Every Monday, I receive a spreadsheet with the metrics for all the fundraisers on our team. It’s filled with columns of goals, visits, asks, closes, and percentages.
But most fundraiser metrics reports don’t actually help managers manage.
You glance at the numbers, look for where fundraisers are behind on their goals, and then give feedback based on what’s low. It’s reactive and rarely gets to what really matters.
So I tried something different.
I put a very specific prompt into AI. One designed specifically for managers of frontline fundraisers. I fed it the same metrics we already track and asked the AI to act like an experienced nonprofit fundraising consultant and frontline manager advisor. I then asked the AI to analyze fundraiser performance in a way that would inform strategic coaching, morale, recognition, and early trend detection (the full prompt is much, much longer).
The output was amazing.
What came back wasn’t a prettier report. It gave me the things managers actually need:
- Early indicators of pipeline risk, before the numbers get bad
- The top one or two coaching focus areas for each fundraiser in their next 1:1
- Visibility into who’s truly strong versus who just looks busy
- Clear trends and early warning indicators
- Signals for who deserves recognition this week
- A short list of where my time actually matters most right now
The best way I can describe the results is this: it felt less like reading a report and more like having another experienced manager sitting next to me saying, “Here’s what actually deserves your attention this week.”

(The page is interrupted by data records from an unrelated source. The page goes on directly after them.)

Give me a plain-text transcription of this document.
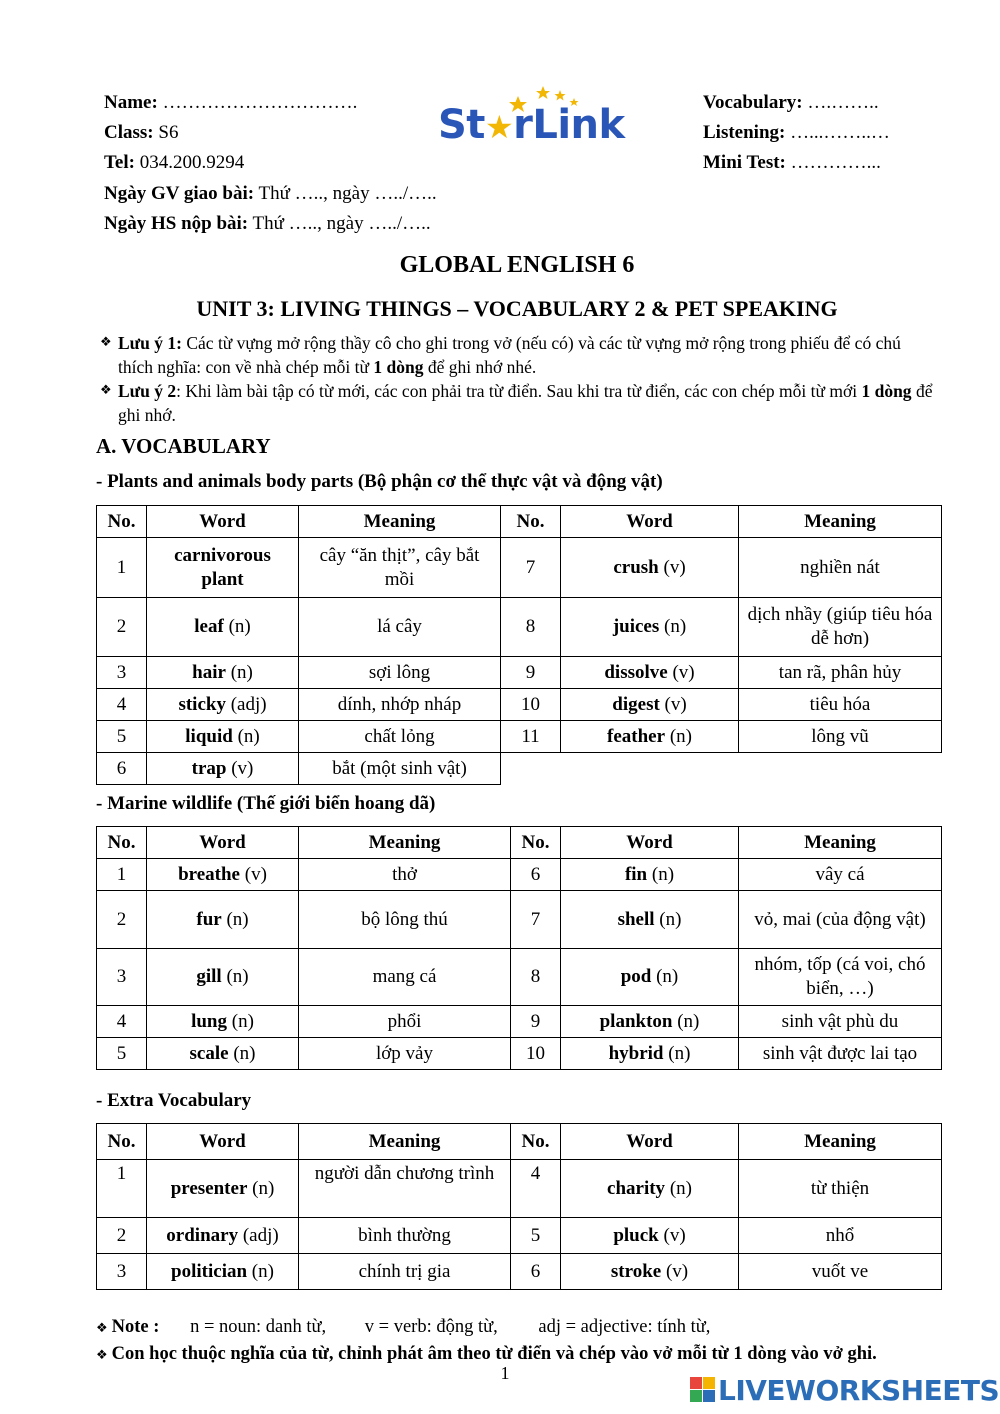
Name: ………………………….
Class: S6
Tel: 034.200.9294
Ngày GV giao bài: Thứ ….., ngày …../…..
Ngày HS nộp bài: Thứ ….., ngày …../…..
Vocabulary: ….……..
Listening: …...……..…
Mini Test: …………...
St★rLink
GLOBAL ENGLISH 6
UNIT 3: LIVING THINGS – VOCABULARY 2 & PET SPEAKING
❖ Lưu ý 1: Các từ vựng mở rộng thầy cô cho ghi trong vở (nếu có) và các từ vựng mở rộng trong phiếu để có chú thích nghĩa: con về nhà chép mỗi từ 1 dòng để ghi nhớ nhé.
❖ Lưu ý 2: Khi làm bài tập có từ mới, các con phải tra từ điển. Sau khi tra từ điển, các con chép mỗi từ mới 1 dòng để ghi nhớ.
A. VOCABULARY
- Plants and animals body parts (Bộ phận cơ thể thực vật và động vật)
No.	Word	Meaning	No.	Word	Meaning
1	carnivorous plant	cây “ăn thịt”, cây bắt mồi	7	crush (v)	nghiền nát
2	leaf (n)	lá cây	8	juices (n)	dịch nhầy (giúp tiêu hóa dễ hơn)
3	hair (n)	sợi lông	9	dissolve (v)	tan rã, phân hủy
4	sticky (adj)	dính, nhớp nháp	10	digest (v)	tiêu hóa
5	liquid (n)	chất lỏng	11	feather (n)	lông vũ
6	trap (v)	bắt (một sinh vật)			
- Marine wildlife (Thế giới biển hoang dã)
No.	Word	Meaning	No.	Word	Meaning
1	breathe (v)	thở	6	fin (n)	vây cá
2	fur (n)	bộ lông thú	7	shell (n)	vỏ, mai (của động vật)
3	gill (n)	mang cá	8	pod (n)	nhóm, tốp (cá voi, chó biển, …)
4	lung (n)	phổi	9	plankton (n)	sinh vật phù du
5	scale (n)	lớp vảy	10	hybrid (n)	sinh vật được lai tạo
- Extra Vocabulary
No.	Word	Meaning	No.	Word	Meaning
1	presenter (n)	người dẫn chương trình	4	charity (n)	từ thiện
2	ordinary (adj)	bình thường	5	pluck (v)	nhổ
3	politician (n)	chính trị gia	6	stroke (v)	vuốt ve
❖ Note : n = noun: danh từ, v = verb: động từ, adj = adjective: tính từ,
❖ Con học thuộc nghĩa của từ, chỉnh phát âm theo từ điển và chép vào vở mỗi từ 1 dòng vào vở ghi.
1
LIVEWORKSHEETS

If you manage frontline fundraisers and feel like your metrics report isn’t telling you the full story of your team, this is the solution.
I’m happy to share the full AI prompt. Just email me at [email protected] to request it.
One important note: When putting private information, like fundraiser metrics, into an AI tool, make sure you’re using a platform that allows that information to remain private. Many AI systems may store and potentially use content shared in conversations to improve their models. As managers, we have a responsibility to protect our teams and our institutions, so it’s important to understand the data privacy settings of any AI tool before using it with internal or sensitive information.